Online Decorrelation of Humidity and Temperature in Chemical Sensors for Continuous Monitoring

TL;DR

This paper presents an online method to decorrelate chemical sensor signals from humidity and temperature effects, enhancing the accuracy of continuous environmental monitoring using an electronic nose over two years.

Contribution

It introduces a simple nonlinear model based on energy band theory for real-time correction of environmental influences on metal-oxide sensors, validated with long-term data.

Findings

High correlation between humidity, temperature, and sensor signals.

Model achieves R^2 close to 1 in estimating environmental effects.

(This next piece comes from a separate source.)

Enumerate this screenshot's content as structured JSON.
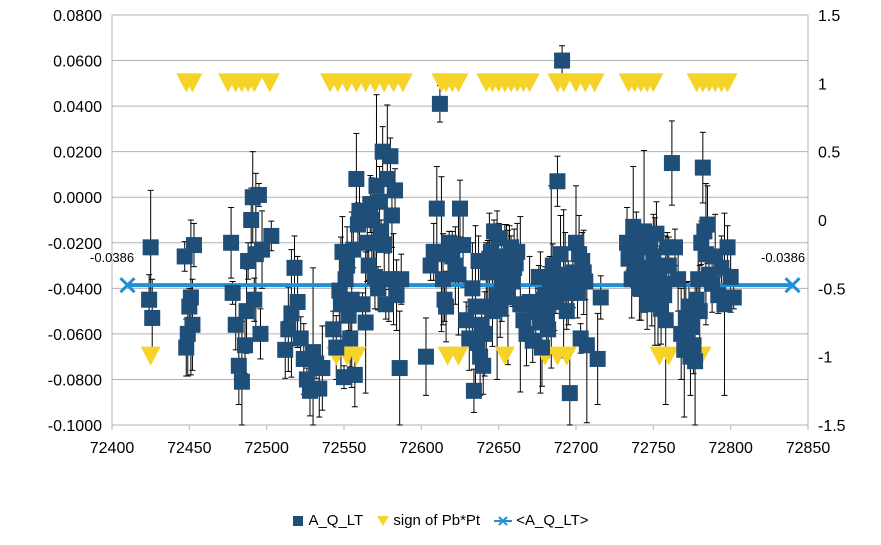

Corrected signals improve pattern recognition for gas identification.

Abstract

A method for online decorrelation of chemical sensor signals from the effects of environmental humidity and temperature variations is proposed. The goal is to improve the accuracy of electronic nose measurements for continuous monitoring by processing data from simultaneous readings of environmental humidity and temperature. The electronic nose setup built for this study included eight metal-oxide sensors, temperature and humidity sensors with a wireless communication link to external computer. This wireless electronic nose was used to monitor air for two years in the residence of one of the authors and it collected data continuously during 537 days with a sampling rate of 1 samples per second. To estimate the effects of variations in air humidity and temperature on the chemical sensors signals, we used a standard energy band model for an n-type metal-oxide (MOX) gas sensor. The main assumption of the model is that variations in sensor conductivity can be expressed as a nonlinear function of changes in the semiconductor energy bands in the presence of external humidity and temperature variations. Fitting this model to the collected data, we confirmed that the most statistically significant factors are humidity changes and correlated changes of temperature and humidity. This simple model achieves excellent accuracy with a coefficient of determination $R^2$ close to 1. To show how the humidity-temperature correction model works for gas discrimination, we constructed a model for online discrimination among banana, wine and baseline response. This shows that pattern recognition algorithms improve performance and reliability by including the filtered signal of the chemical sensors.